Gözleri en çok oğlundan söz ederken parlayan bir adam... İkinci sırada hâlâ
profesyonel bir müzik eğitimi alamamış olduğu için hayıflanan, oysa
Londra Philarmonia Korosu’nda solistliğe kadar uzanmış bir
müzisyen tutkusunun ışığı var. Sıralamanın sonuna kültür-sanat dünyasındaki
yöneticilik, danışmanlık vasfı kalsa da, biz onu en çok bu yönetici, danışman
kimliğiyle tanıyoruz.
Yıllarca İstanbul Kültür ve Sanat Vakfı’nın genel
müdürlüğünü yapmış, ardından pek çok kültür sanat kurumunun danışmanlığı ve
yöneticiliğini üstlenmiş Melih Fereli, şimdi de Vehbi
Koç Vakfı Kültür-Sanat Danışmanı olarak, geçende
“Starter” sergisiyle açılan vakfın yeni mekânı
Arter’i anlatırken heyecandan yerinde duramıyor: “Çağdaş sanat
günceldir, yenilikçidir, eleştireldir, disiplinler arası buluşmaları özenlidir,
görsel ve uluslararası birliği oluşturur, pek çok sınırları aşarak pek çok
insana ulaşır...” diye sıralayarak başlıyor yeni projesini heyecanla anlatmaya.
Her ne kadar şu günlerde hayatının merkezinde bu yeni “proje” yer alsa da onun
hayatında pek çok köşetaşı var.
Çağdaş sanata odaklanma
- Vehbi Koç Vakfı, kuracağı ‘müzeler kompleksi’ öncesinde açtığı
mekân ‘Arter’le farklı bir koleksiyon ve müzecilik anlayışı ortaya koyar gibi
görünüyor. Koç Vakfı’nın sanat yatırımları zincirinin son halkası Arter’le nasıl
bir dönüşüm, atılım hedefliyorsunuz?
Arter’in kurumsal çatısını Vehbi Koç Vakfı oluştursa da, hayata geçirilmesi
ve koleksiyonunun oluşturulmasında öncülük Ömer Koç’a ait. Mekânın öyküsü içinde
birkaç öyküyü birden barındırıyor. Ortaya çıkan büyük resim belki son 3 sene
içerisinde kamuoyuna yansıyan tarafıyla, ‘Vakıf da neler yapıyormuş’ gibi bir
tepkiyi doğuruyor. Eğitim, sağlık alanındaki yatırımlarıyla bilinen vakıf,
kültür sanat alanında şimdiye kadar daha çok müzecilik üzerine odaklanmasıyla
tanınıyordu. Kültür sanat alanında dağınık bir görüntü arz eden bu girişimleri
daha geniş bir kitleye ulaştırmak ve faydalı olmak için hep beraber stratejik
bir plana dönüştürdük ve bu plan çerçevesinde ortaya çıkan sonuç vakfın çağdaş
sanata odaklanması oldu.
Global bir koleksiyon
- Ömer Koç’un kayda değer bir çağdaş sanat koleksiyonu olduğu
biliniyor, ama Arter’deki koleksiyon ayrı bir bütün, öyle değil mi? Bu
koleksiyonun ayırt edici özellikleri neler?

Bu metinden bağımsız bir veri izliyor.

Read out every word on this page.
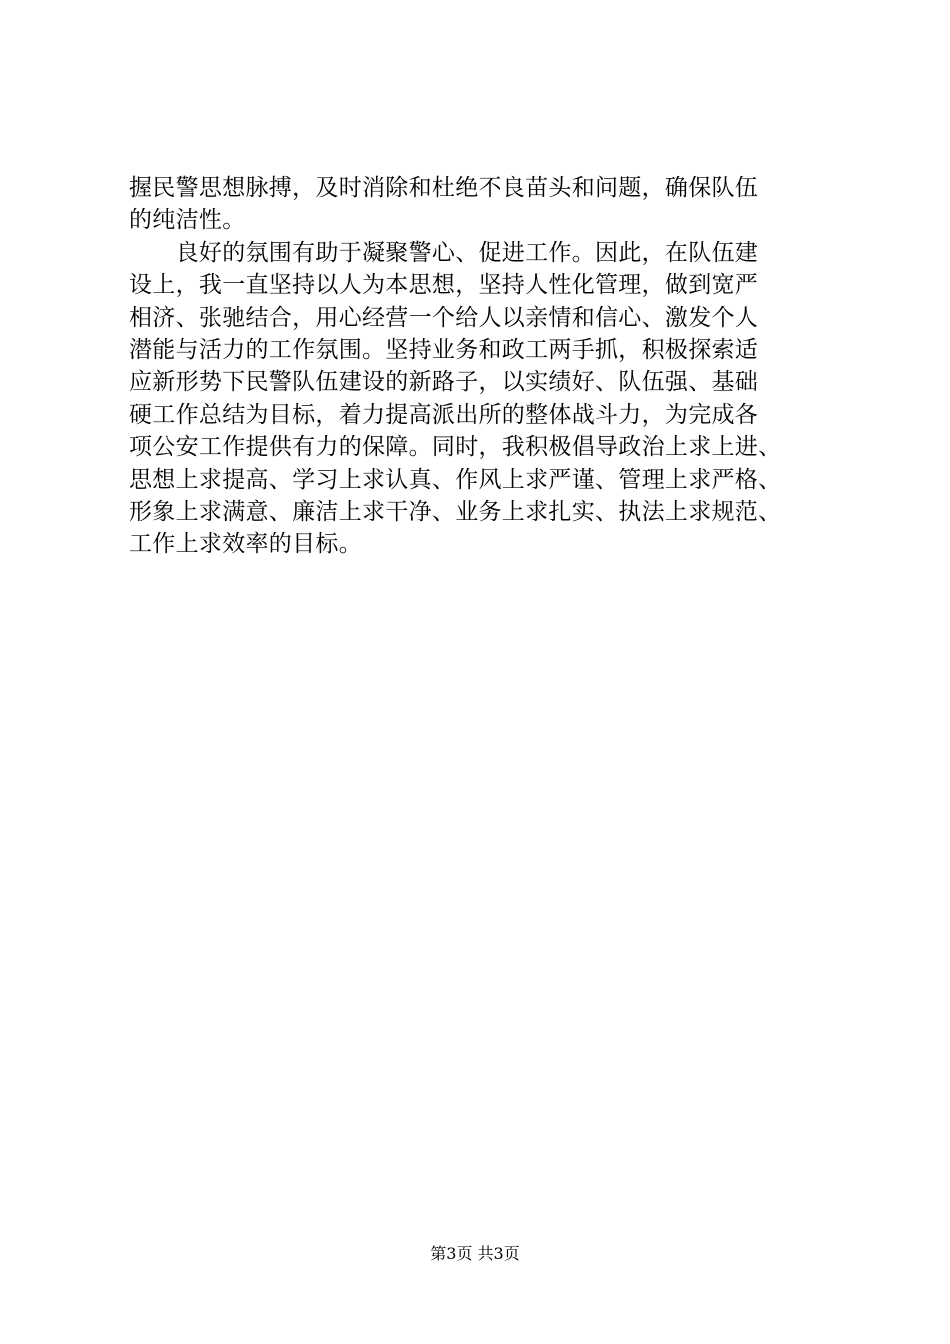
握民警思想脉搏，及时消除和杜绝不良苗头和问题，确保队伍
的纯洁性。
　　良好的氛围有助于凝聚警心、促进工作。因此，在队伍建
设上，我一直坚持以人为本思想，坚持人性化管理，做到宽严
相济、张驰结合，用心经营一个给人以亲情和信心、激发个人
潜能与活力的工作氛围。坚持业务和政工两手抓，积极探索适
应新形势下民警队伍建设的新路子，以实绩好、队伍强、基础
硬工作总结为目标，着力提高派出所的整体战斗力，为完成各
项公安工作提供有力的保障。同时，我积极倡导政治上求上进、
思想上求提高、学习上求认真、作风上求严谨、管理上求严格、
形象上求满意、廉洁上求干净、业务上求扎实、执法上求规范、
工作上求效率的目标。
第3页 共3页
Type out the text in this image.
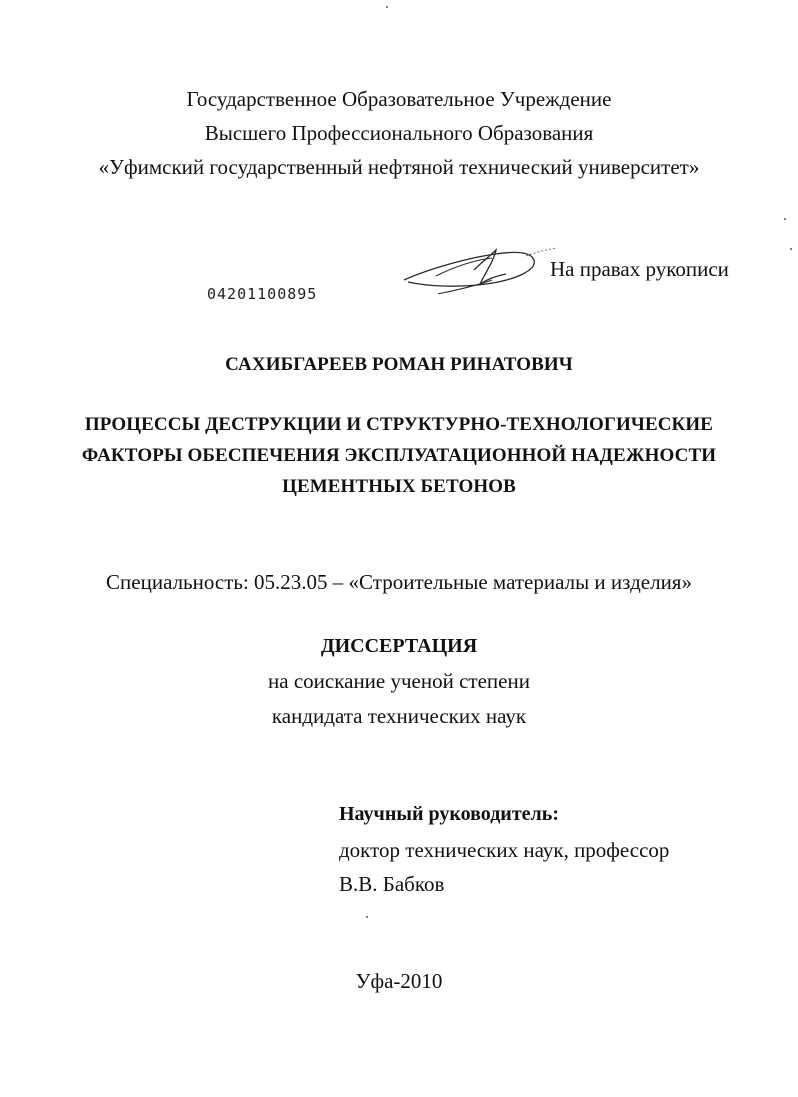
Государственное Образовательное Учреждение
Высшего Профессионального Образования
«Уфимский государственный нефтяной технический университет»
На правах рукописи
04201100895
САХИБГАРЕЕВ РОМАН РИНАТОВИЧ
ПРОЦЕССЫ ДЕСТРУКЦИИ И СТРУКТУРНО-ТЕХНОЛОГИЧЕСКИЕ
ФАКТОРЫ ОБЕСПЕЧЕНИЯ ЭКСПЛУАТАЦИОННОЙ НАДЕЖНОСТИ
ЦЕМЕНТНЫХ БЕТОНОВ
Специальность: 05.23.05 – «Строительные материалы и изделия»
ДИССЕРТАЦИЯ
на соискание ученой степени
кандидата технических наук
Научный руководитель:
доктор технических наук, профессор
В.В. Бабков
Уфа-2010
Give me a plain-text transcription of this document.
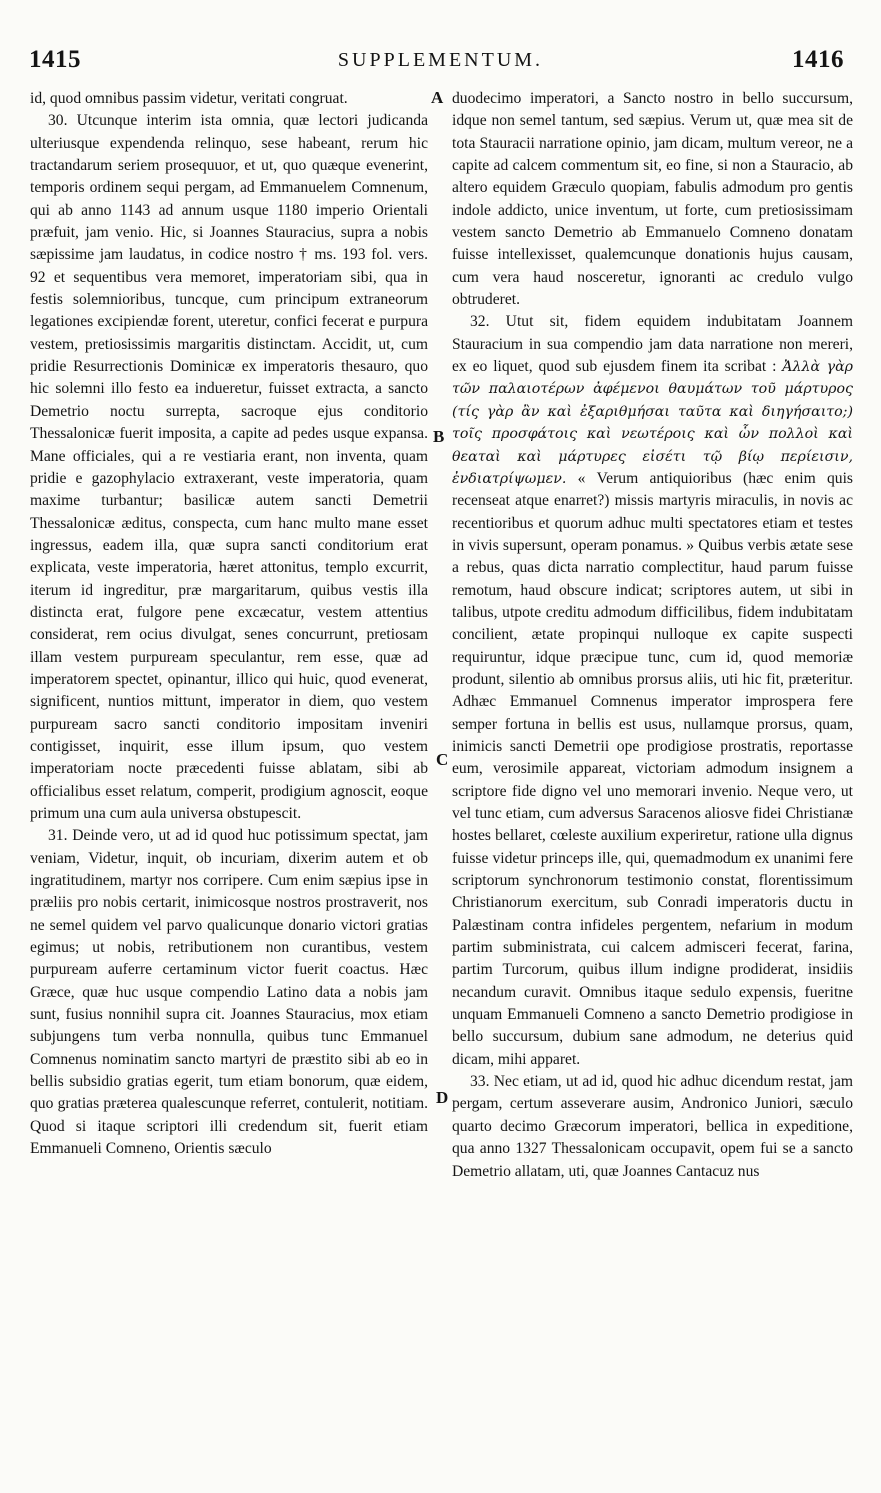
1415	SUPPLEMENTUM.	1416
A
B
C
D

id, quod omnibus passim videtur, veritati congruat.

30. Utcunque interim ista omnia, quæ lectori judicanda ulteriusque expendenda relinquo, sese habeant, rerum hic tractandarum seriem prosequuor, et ut, quo quæque evenerint, temporis ordinem sequi pergam, ad Emmanuelem Comnenum, qui ab anno 1143 ad annum usque 1180 imperio Orientali præfuit, jam venio. Hic, si Joannes Stauracius, supra a nobis sæpissime jam laudatus, in codice nostro † ms. 193 fol. vers. 92 et sequentibus vera memoret, imperatoriam sibi, qua in festis solemnioribus, tuncque, cum principum extraneorum legationes excipiendæ forent, uteretur, confici fecerat e purpura vestem, pretiosissimis margaritis distinctam. Accidit, ut, cum pridie Resurrectionis Dominicæ ex imperatoris thesauro, quo hic solemni illo festo ea indueretur, fuisset extracta, a sancto Demetrio noctu surrepta, sacroque ejus conditorio Thessalonicæ fuerit imposita, a capite ad pedes usque expansa. Mane officiales, qui a re vestiaria erant, non inventa, quam pridie e gazophylacio extraxerant, veste imperatoria, quam maxime turbantur; basilicæ autem sancti Demetrii Thessalonicæ æditus, conspecta, cum hanc multo mane esset ingressus, eadem illa, quæ supra sancti conditorium erat explicata, veste imperatoria, hæret attonitus, templo excurrit, iterum id ingreditur, præ margaritarum, quibus vestis illa distincta erat, fulgore pene excæcatur, vestem attentius considerat, rem ocius divulgat, senes concurrunt, pretiosam illam vestem purpuream speculantur, rem esse, quæ ad imperatorem spectet, opinantur, illico qui huic, quod evenerat, significent, nuntios mittunt, imperator in diem, quo vestem purpuream sacro sancti conditorio impositam inveniri contigisset, inquirit, esse illum ipsum, quo vestem imperatoriam nocte præcedenti fuisse ablatam, sibi ab officialibus esset relatum, comperit, prodigium agnoscit, eoque primum una cum aula universa obstupescit.

31. Deinde vero, ut ad id quod huc potissimum spectat, jam veniam, Videtur, inquit, ob incuriam, dixerim autem et ob ingratitudinem, martyr nos corripere. Cum enim sæpius ipse in præliis pro nobis certarit, inimicosque nostros prostraverit, nos ne semel quidem vel parvo qualicunque donario victori gratias egimus; ut nobis, retributionem non curantibus, vestem purpuream auferre certaminum victor fuerit coactus. Hæc Græce, quæ huc usque compendio Latino data a nobis jam sunt, fusius nonnihil supra cit. Joannes Stauracius, mox etiam subjungens tum verba nonnulla, quibus tunc Emmanuel Comnenus nominatim sancto martyri de præstito sibi ab eo in bellis subsidio gratias egerit, tum etiam bonorum, quæ eidem, quo gratias præterea qualescunque referret, contulerit, notitiam. Quod si itaque scriptori illi credendum sit, fuerit etiam Emmanueli Comneno, Orientis sæculo

duodecimo imperatori, a Sancto nostro in bello succursum, idque non semel tantum, sed sæpius. Verum ut, quæ mea sit de tota Stauracii narratione opinio, jam dicam, multum vereor, ne a capite ad calcem commentum sit, eo fine, si non a Stauracio, ab altero equidem Græculo quopiam, fabulis admodum pro gentis indole addicto, unice inventum, ut forte, cum pretiosissimam vestem sancto Demetrio ab Emmanuelo Comneno donatam fuisse intellexisset, qualemcunque donationis hujus causam, cum vera haud nosceretur, ignoranti ac credulo vulgo obtruderet.

32. Utut sit, fidem equidem indubitatam Joannem Stauracium in sua compendio jam data narratione non mereri, ex eo liquet, quod sub ejusdem finem ita scribat : Ἀλλὰ γὰρ τῶν παλαιοτέρων ἀφέμενοι θαυμάτων τοῦ μάρτυρος (τίς γὰρ ἂν καὶ ἐξαριθμήσαι ταῦτα καὶ διηγήσαιτο;) τοῖς προσφάτοις καὶ νεωτέροις καὶ ὧν πολλοὶ καὶ θεαταὶ καὶ μάρτυρες εἰσέτι τῷ βίῳ περίεισιν, ἐνδιατρίψωμεν. « Verum antiquioribus (hæc enim quis recenseat atque enarret?) missis martyris miraculis, in novis ac recentioribus et quorum adhuc multi spectatores etiam et testes in vivis supersunt, operam ponamus. » Quibus verbis ætate sese a rebus, quas dicta narratio complectitur, haud parum fuisse remotum, haud obscure indicat; scriptores autem, ut sibi in talibus, utpote creditu admodum difficilibus, fidem indubitatam concilient, ætate propinqui nulloque ex capite suspecti requiruntur, idque præcipue tunc, cum id, quod memoriæ produnt, silentio ab omnibus prorsus aliis, uti hic fit, præteritur. Adhæc Emmanuel Comnenus imperator improspera fere semper fortuna in bellis est usus, nullamque prorsus, quam, inimicis sancti Demetrii ope prodigiose prostratis, reportasse eum, verosimile appareat, victoriam admodum insignem a scriptore fide digno vel uno memorari invenio. Neque vero, ut vel tunc etiam, cum adversus Saracenos aliosve fidei Christianæ hostes bellaret, cœleste auxilium experiretur, ratione ulla dignus fuisse videtur princeps ille, qui, quemadmodum ex unanimi fere scriptorum synchronorum testimonio constat, florentissimum Christianorum exercitum, sub Conradi imperatoris ductu in Palæstinam contra infideles pergentem, nefarium in modum partim subministrata, cui calcem admisceri fecerat, farina, partim Turcorum, quibus illum indigne prodiderat, insidiis necandum curavit. Omnibus itaque sedulo expensis, fueritne unquam Emmanueli Comneno a sancto Demetrio prodigiose in bello succursum, dubium sane admodum, ne deterius quid dicam, mihi apparet.

33. Nec etiam, ut ad id, quod hic adhuc dicendum restat, jam pergam, certum asseverare ausim, Andronico Juniori, sæculo quarto decimo Græcorum imperatori, bellica in expeditione, qua anno 1327 Thessalonicam occupavit, opem fui se a sancto Demetrio allatam, uti, quæ Joannes Cantacuz nus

Ömer Bey aile geleneğine çağdaşı da ekleyerek klasik sanat, İznik çinileri ve
tarihi fotoğraflarla da ilgilenen tutkulu bir koleksiyoner. Ama biz vakfın bu
yeni koleksiyonunu herkesten farklı bir stratejiyle oluşturmaya gayret ettik.
Guggenheim, Tate Modern gibi modellere bakmak yerine, kendi çağdaş sanatımıza
odaklanıp hedef kitleyi başka açılımlara taşıyabilmek için de ülke sınırlarının
dışına çıkmaya karar verdik. Stratejimiz şu: Yüzde 40’ı Türkiye’de veya
yurtdışında yaşayan sanatçılarımızdan, yüzde 35’i Türkiye’ye komşu coğrafyayı
kapsayan, geri kalan yüzde 25’i de dünyanın diğer bölgelerinden sanatçıların bir
armoni, diyalog içinde olabileceğini düşündüğümüz eserleriyle koleksiyonumuzu
global bir koleksiyon haline getirmek.
Küratör ve danışman olarak Rene Block’la çalıştık ve koleksiyon içinde öncü
sanatçılar açısından öyle referans eserler olsun ki, koleksiyon yurtdışındaki
birtakım yerleşik sanat kurumlarının düzenleyebileceği sergilerde de cazip bir
ödünç alma noktası haline gelsin istedik. Amaç, adımızı dünya müzelerinin
düzenlediği sergilerde ödünç vereceğimiz eserlerle de duyurmak. Bu nedenle
koleksiyonun kronolojik olmasa da 60’lardan bugüne sanata tarihsel bir bakışı da
var.
Bir koleksiyon sergisi
- Arter’in bir müze olmadığını, olmayacağını ve mekânın bir üretim
merkezi olacağını söylediniz basın toplantısında. Yine de bir koleksiyon
sergisiyle açıldı mekân, bununla neyi anlatmak istediniz?
Arter’i bir koleksiyon sergisiyle açtık, çünkü bir öykü anlatmak istiyorduk.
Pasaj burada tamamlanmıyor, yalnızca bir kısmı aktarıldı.